Unsurprisingly, my first approach was to create my own blogging engine based on the Atom Publishing Protocol but that did not fortunately go too far. I felt that the Atom syndication format did not get enough love, hitting the web when the feeds were on the decline and JSON was on the upswing. However, none of the ready-made blogging tools seemd to fit my requirements. As mentioned, I felt software like Wordpress was way too complex for a one-man blog for someone who wants to write his stuff outside a web form. At the other end of the specturm were the various static site generators that took a bunch of text files and turned them to HTML ready to be published on some dark corner of the web.

The thing was, none of these static site generators worked exactly as I wanted and I wanted to be able extend them a bit. Fortunately for me, there was Jekyll, which not only promised to do away with all the complexity but also was written and extendable in Ruby. The only thing that I don’t like in Jekyll is that it expects the post metadata to be in a YAML front matter, instead of opting for MultiMarkdown’s metadata format, but I guess I can’t have everything2.

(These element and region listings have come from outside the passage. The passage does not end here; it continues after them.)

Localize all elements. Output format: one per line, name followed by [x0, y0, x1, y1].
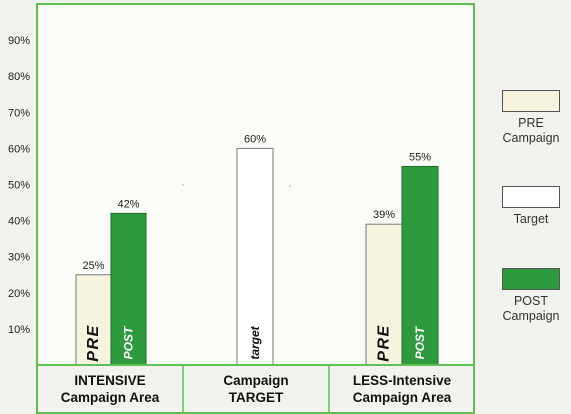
legend-item-target: Target [494, 186, 568, 227]
category-label-line: INTENSIVE [74, 373, 146, 388]
bar-inner-label: POST [122, 325, 136, 359]
category-label-box [36, 364, 475, 414]
bar-value-label: 60% [244, 133, 266, 145]
bar-value-label: 55% [409, 151, 431, 163]
bar-inner-label: PRE [376, 324, 393, 361]
category-label-line: Campaign [223, 373, 289, 388]
legend-label-target: Target [513, 212, 549, 226]
legend-swatch-post [502, 268, 560, 290]
bar-post [110, 212, 147, 366]
category-label-line: LESS-Intensive [352, 373, 452, 388]
legend-swatch-pre [502, 90, 560, 112]
category-label: LESS-Intensive Campaign Area [329, 372, 475, 406]
legend-label-pre: PRE Campaign [502, 116, 560, 145]
y-tick-label: 70% [8, 107, 30, 119]
legend-swatch-target [502, 186, 560, 208]
grid-dot [182, 184, 184, 186]
y-tick-label: 60% [8, 143, 30, 155]
bar-inner-label: PRE [85, 324, 102, 361]
y-tick-label: 90% [8, 35, 30, 47]
category-label-line: Campaign Area [352, 390, 452, 405]
category-label: INTENSIVE Campaign Area [37, 372, 183, 406]
y-tick-label: 30% [8, 252, 30, 264]
bar-value-label: 39% [373, 209, 395, 221]
bar-target [236, 147, 274, 366]
category-label-line: Campaign Area [60, 390, 160, 405]
y-tick-label: 50% [8, 180, 30, 192]
y-tick-label: 20% [8, 288, 30, 300]
bar-post [401, 165, 439, 366]
y-tick-label: 10% [8, 324, 30, 336]
bar-value-label: 42% [117, 198, 139, 210]
legend-item-post: POST Campaign [494, 268, 568, 324]
category-label-line: TARGET [228, 390, 284, 405]
bar-pre [75, 274, 112, 366]
grid-dot [289, 185, 291, 187]
bar-inner-label: POST [413, 325, 427, 359]
legend-label-post: POST Campaign [502, 294, 560, 323]
y-tick-label: 80% [8, 71, 30, 83]
bar-value-label: 25% [82, 260, 104, 272]
category-label: Campaign TARGET [183, 372, 329, 406]
bar-inner-label: target [248, 325, 262, 359]
legend-item-pre: PRE Campaign [494, 90, 568, 146]
y-tick-label: 40% [8, 216, 30, 228]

Anyway, it was quite straightforward to extend Jekyll with features from my own hacking. Also, some generous people had already made Jekyll plug-ins for modern web site stuff like Sitemaps. On blogging front, Octopress had already extended “blog-aware” Jekyll to be more suitable for blogging, but I had already done all that Octopress takes care of. What kind of a hacker doesn’t want to write their own HTML templates and CSS stylesheets?


The world wide web has gone through many replumbings in the recent years, in the forms of the semantic web, CSS3, HTML5 and the mobile web. Javascript has matured from doing stupid stuff on web pages to running whole web applications like Gmail. Because of these advances, or even despite of them, there are lot of ugly legacy stuff to take care of so that any website works on any other browser and environment than the one the author of the website is using. Also, the web is not just about technology but also humans – and a lot of knowledge of what worked in the printed press that also applies to some extent on the web.

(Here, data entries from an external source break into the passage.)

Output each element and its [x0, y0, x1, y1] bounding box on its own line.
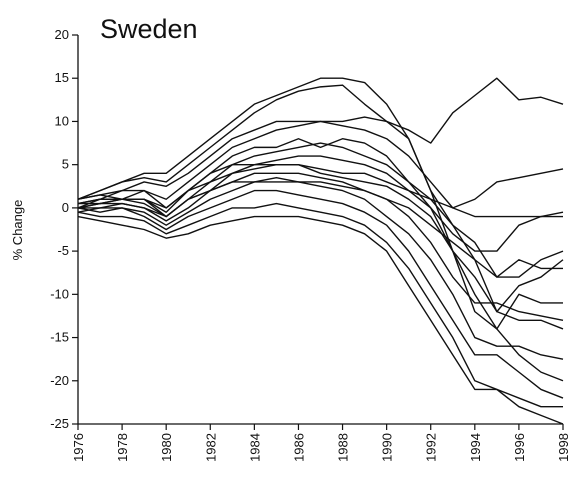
series-line [77, 77, 564, 200]
series-line [77, 202, 563, 408]
x-tick-label: 1990 [380, 433, 395, 462]
x-tick-label: 1976 [71, 433, 86, 462]
series-line [77, 138, 563, 330]
x-tick-label: 1996 [512, 433, 527, 462]
series-line [77, 116, 564, 313]
series-line [78, 155, 564, 252]
x-tick-label: 1980 [159, 433, 174, 462]
series-line [77, 176, 564, 278]
series-line [77, 189, 564, 399]
x-tick-label: 1998 [556, 433, 571, 462]
x-tick-label: 1994 [468, 433, 483, 462]
y-tick-label: 5 [62, 157, 69, 172]
x-tick-label: 1992 [424, 433, 439, 462]
series-line [77, 142, 563, 278]
x-tick-label: 1986 [291, 433, 306, 462]
series-line [78, 163, 564, 330]
y-axis-label: % Change [10, 200, 25, 261]
y-tick-label: 20 [55, 27, 69, 42]
x-tick-label: 1984 [247, 433, 262, 462]
y-tick-label: -5 [57, 243, 69, 258]
y-tick-label: -20 [50, 373, 69, 388]
y-tick-label: -10 [50, 286, 69, 301]
series-line [77, 172, 564, 321]
x-tick-label: 1982 [203, 433, 218, 462]
series-line [77, 77, 564, 382]
y-tick-label: 10 [55, 113, 69, 128]
y-tick-label: 0 [62, 200, 69, 215]
series-line [77, 215, 564, 425]
series-line [77, 181, 564, 360]
chart-title: Sweden [100, 14, 198, 44]
x-tick-label: 1988 [336, 433, 351, 462]
series-line [77, 163, 563, 218]
x-tick-label: 1978 [115, 433, 130, 462]
y-tick-label: -25 [50, 416, 69, 431]
y-tick-label: 15 [55, 70, 69, 85]
y-tick-label: -15 [50, 330, 69, 345]
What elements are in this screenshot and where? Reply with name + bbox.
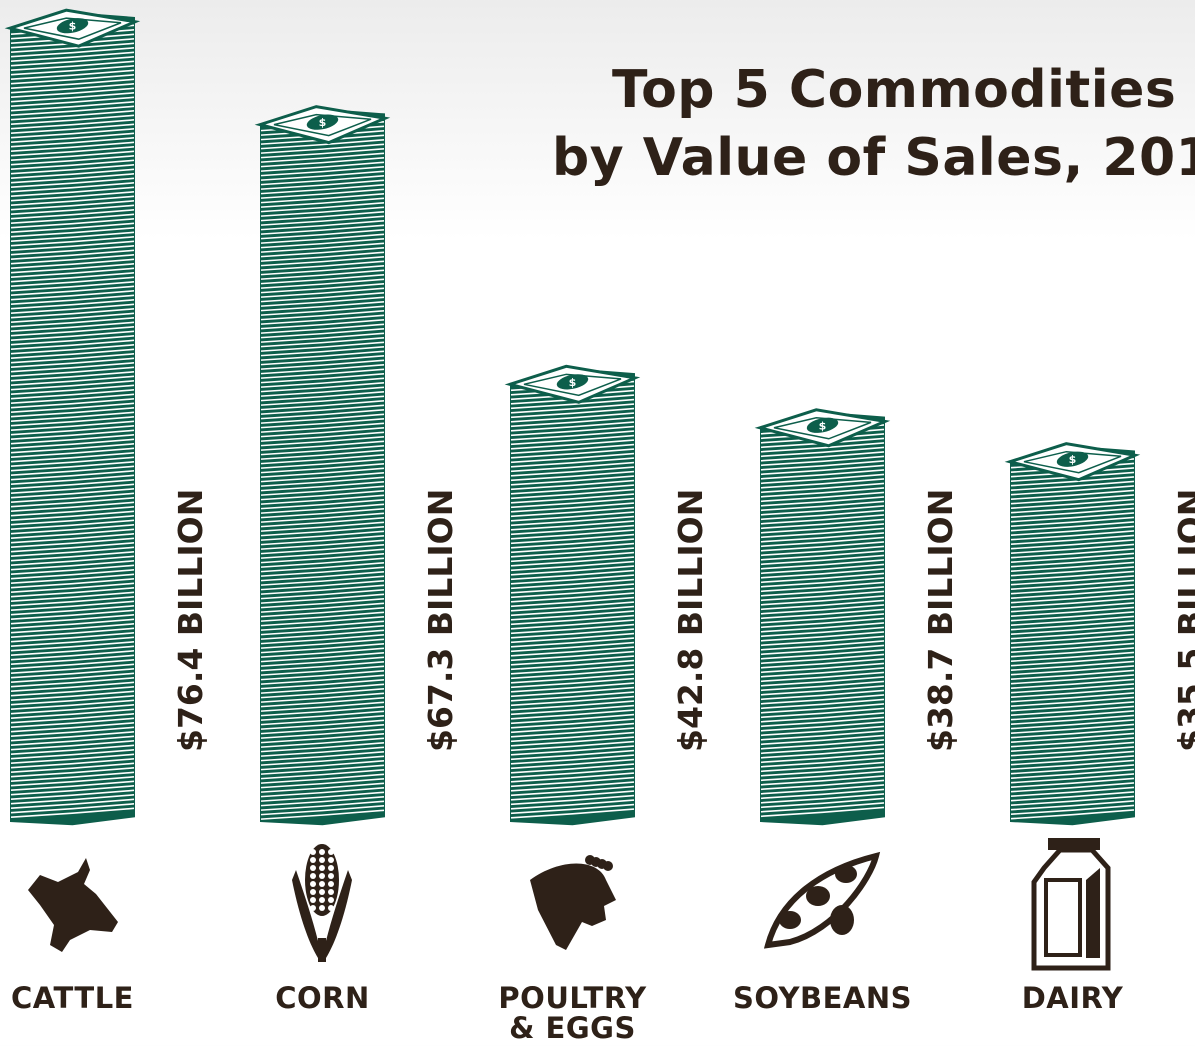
cow-icon — [28, 858, 118, 952]
value-label: $42.8 BILLION — [671, 489, 710, 752]
money-stack-bar: $ $38.7 BILLION — [754, 408, 960, 826]
value-label: $76.4 BILLION — [171, 489, 210, 752]
dollar-sign-icon: $ — [569, 376, 577, 389]
chart-title-line-2: by Value of Sales, 2012 — [552, 128, 1195, 188]
chicken-icon — [530, 855, 616, 950]
value-label: $35.5 BILLION — [1171, 489, 1195, 752]
category-label: DAIRY — [1021, 981, 1124, 1015]
category-label: SOYBEANS — [732, 981, 913, 1015]
soybean-icon — [763, 851, 881, 949]
corn-icon — [292, 844, 352, 962]
dollar-sign-icon: $ — [69, 20, 77, 33]
category-label: CATTLE — [11, 981, 134, 1015]
dollar-sign-icon: $ — [819, 419, 827, 432]
value-label: $38.7 BILLION — [921, 489, 960, 752]
milk-carton-icon — [1031, 838, 1111, 971]
category-label: CORN — [275, 981, 370, 1015]
icon-group — [28, 838, 1111, 971]
dollar-sign-icon: $ — [1069, 453, 1077, 466]
chart-title-line-1: Top 5 Commodities — [612, 60, 1177, 120]
money-stack-bar: $ $35.5 BILLION — [1004, 442, 1195, 826]
money-stack-bar: $ $42.8 BILLION — [504, 364, 710, 826]
money-stack-bar: $ $67.3 BILLION — [254, 105, 460, 826]
money-stack-bar: $ $76.4 BILLION — [4, 8, 210, 826]
dollar-sign-icon: $ — [319, 116, 327, 129]
value-label: $67.3 BILLION — [421, 489, 460, 752]
category-label: POULTRY & EGGS — [498, 981, 647, 1045]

On the technical side, to get started in building my own site from the atomic subparticles, I started with the HTML5 Boilerplate and Bootstrap. There are others that probably at least equally good, but these templates and frameworks give sensible defaults to easily get going on the modern, device-agnostic world.

However, there’s a lot to be done to make all these tools to create a blog that has a certain focus on being legible. The default Bootstrap styling has no idea things like vertical rhythm even exist. Even if they are aware it might be awesome in paragraphs, it’s totally forgotten with random paddings here and there.

I guess that’s why it’s Cascading Style Sheets, and it’s quite straightforward to override the base styles to achieve more sensible defaults for text. It’s surprising how little all these web frameworks focus on getting your actual textual content on your screen all nice and tidy. Not that all the browsers and their varying support of CSS levels make it easy. The things TEX nerds take for granted to obsess over we on the web still can just dream about - like hyphenation. I found out it’s nearly impossible to style just the numbers in a li element. CSS3 will finally bring the li::marker pseudo-element so I can apply old style numbering3 on them - maybe by then with a font-variant-numeric instead of going deep into vendor prefixed font-feature-settings.

So, now that I finally have my tools all set up, I can finally start to write.


Anyway, this will mark the start of (hopefully) some blog entries on the fear and loathing of blogging handicraft.

Normally scheduled postings that relate even remotely to the games industry will continue once I get this out of my system.